En américain, on l’appelle un «conlanger, [...] une personne qui construit de nouvelles langues et qui est passionnée par les mots et les structures grammaticales». L’un d’eux, que nous présente le New York Times, s’appelle David J. Peterson. Il a 30 ans et a étudié la linguistique à l’université de Californie. C’est lui qui a inventé le dothraki, la langue parlée, dans cette vidéo, par l’un des héros de Game of Thrones.
David J. Peterson possède une certaine habitude de ce travail puisque le dothraki est la treizième langue qu’il a inventée. Mais il est tout particulièrement attaché à deux de ces langues:
«Le Zhyler, inspiré par de l’ancien turc, et le Kamakawi, qui a quelques points communs avec la langue parlée à Hawaï.»

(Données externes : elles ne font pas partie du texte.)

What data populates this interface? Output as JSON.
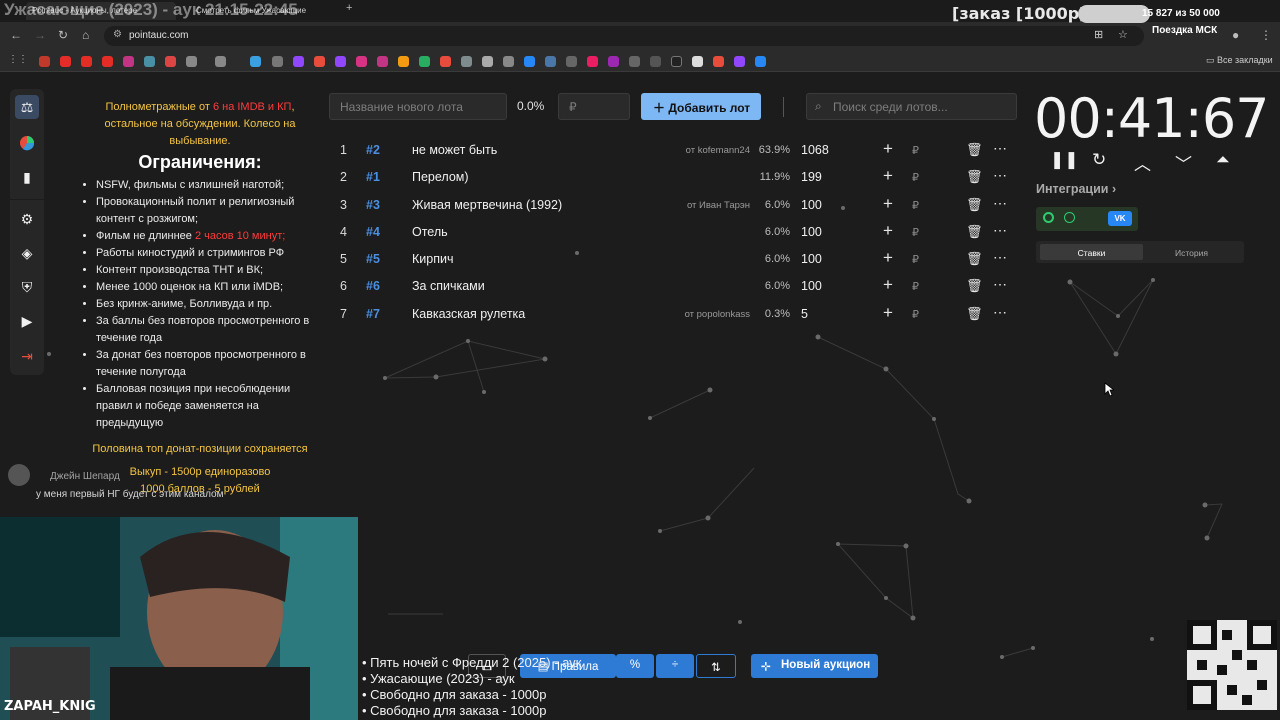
{
  "browser": {
    "tabs": [
      {
        "title": "Pointauc - Аукционы, лотере"
      },
      {
        "title": "Смотреть фильм Ужасающие"
      }
    ],
    "url": "pointauc.com",
    "all_bookmarks": "Все закладки"
  },
  "overlay": {
    "title": "Ужасающие (2023) - аук 21:15-22:45",
    "order": "[заказ [1000р]",
    "progress": "15 827  из 50 000",
    "trip": "Поездка МСК",
    "streamer": "ZAPAH_KNIG"
  },
  "rules": {
    "intro_before": "Полнометражные от ",
    "intro_highlight": "6 на IMDB и КП",
    "intro_after": ", остальное на обсуждении. Колесо на выбывание.",
    "heading": "Ограничения:",
    "items": [
      "NSFW, фильмы с излишней наготой;",
      "Провокационный полит и религиозный контент с розжигом;",
      "Фильм не длиннее ",
      "Работы киностудий и стримингов РФ",
      "Контент производства ТНТ и ВК;",
      "Менее 1000 оценок на КП или iMDB;",
      "Без кринж-аниме, Болливуда и пр.",
      "За баллы без повторов просмотренного в течение года",
      "За донат без повторов просмотренного в течение полугода",
      "Балловая позиция при несоблюдении правил и победе заменяется на предыдущую"
    ],
    "length_limit": "2 часов 10 минут;",
    "donate_keep": "Половина топ донат-позиции сохраняется",
    "buyout": "Выкуп - 1500р единоразово",
    "points_rate": "1000 баллов - 5 рублей"
  },
  "controls": {
    "lot_name_placeholder": "Название нового лота",
    "lot_pct": "0.0%",
    "currency": "₽",
    "add_lot": "Добавить лот",
    "search_placeholder": "Поиск среди лотов..."
  },
  "lots": [
    {
      "num": "1",
      "id": "#2",
      "name": "не может быть",
      "from": "от kofemann24",
      "pct": "63.9%",
      "amount": "1068"
    },
    {
      "num": "2",
      "id": "#1",
      "name": "Перелом)",
      "from": "",
      "pct": "11.9%",
      "amount": "199"
    },
    {
      "num": "3",
      "id": "#3",
      "name": "Живая мертвечина (1992)",
      "from": "от Иван Тарэн",
      "pct": "6.0%",
      "amount": "100"
    },
    {
      "num": "4",
      "id": "#4",
      "name": "Отель",
      "from": "",
      "pct": "6.0%",
      "amount": "100"
    },
    {
      "num": "5",
      "id": "#5",
      "name": "Кирпич",
      "from": "",
      "pct": "6.0%",
      "amount": "100"
    },
    {
      "num": "6",
      "id": "#6",
      "name": "За спичками",
      "from": "",
      "pct": "6.0%",
      "amount": "100"
    },
    {
      "num": "7",
      "id": "#7",
      "name": "Кавказская рулетка",
      "from": "от popolonkass",
      "pct": "0.3%",
      "amount": "5"
    }
  ],
  "timer": {
    "value": "00:41:67",
    "integrations": "Интеграции",
    "tab_bets": "Ставки",
    "tab_history": "История"
  },
  "bottom": {
    "rules_btn": "Правила",
    "new_auction": "Новый аукцион",
    "ticker": [
      "• Пять ночей с Фредди 2 (2025) - аук",
      "• Ужасающие (2023) - аук",
      "• Свободно для заказа - 1000р",
      "• Свободно для заказа - 1000р"
    ]
  },
  "chat": {
    "user": "Джейн Шепард",
    "message": "у меня первый НГ будет с этим каналом"
  }
}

Le plus difficile est de décider ou pas de l’existence de tel ou tel mot, explique David J. Peterson. Ainsi a-t-il établi que les Dothraki «avec leurs longues nattes» ou«jahaki» ne possèdaient ni téléphone portable, ni livre. Inutile donc d’inventer des mots pour ces objets. En revanche, «les Dothraki ont plus de 14 mots pour dire cheval».
Puis, David J. Peterson a créé les racines de la langue en jouant et combinant des lettres avec des sons. Après avoir compilé un peu de vocabulaire, il l’a testé grammaticalement en griffonnant «des modèles de phrases» et en y ajoutant «des suffixes et des préfixes» pour augmenter le nombre de mots inventés. Objectif: inventer «environ 10.000 mots».
Durant «les soixante dernières années», on a assisté au «développement des langues sindarin, quenya ou khuzdûl dans Le Seigneur des anneaux de J.R.R. Tolkien, du klingon dans la franchise de science-fiction Star Trek ou encore du na'vi dans Avatar de James Cameron», détaille un article que nous avions publié en août. Le lecteur peut d’ailleurs comparer les mots de certaines de ces langues, inventées pour les besoins du cinéma, dans le petit lexique proposé en bonus.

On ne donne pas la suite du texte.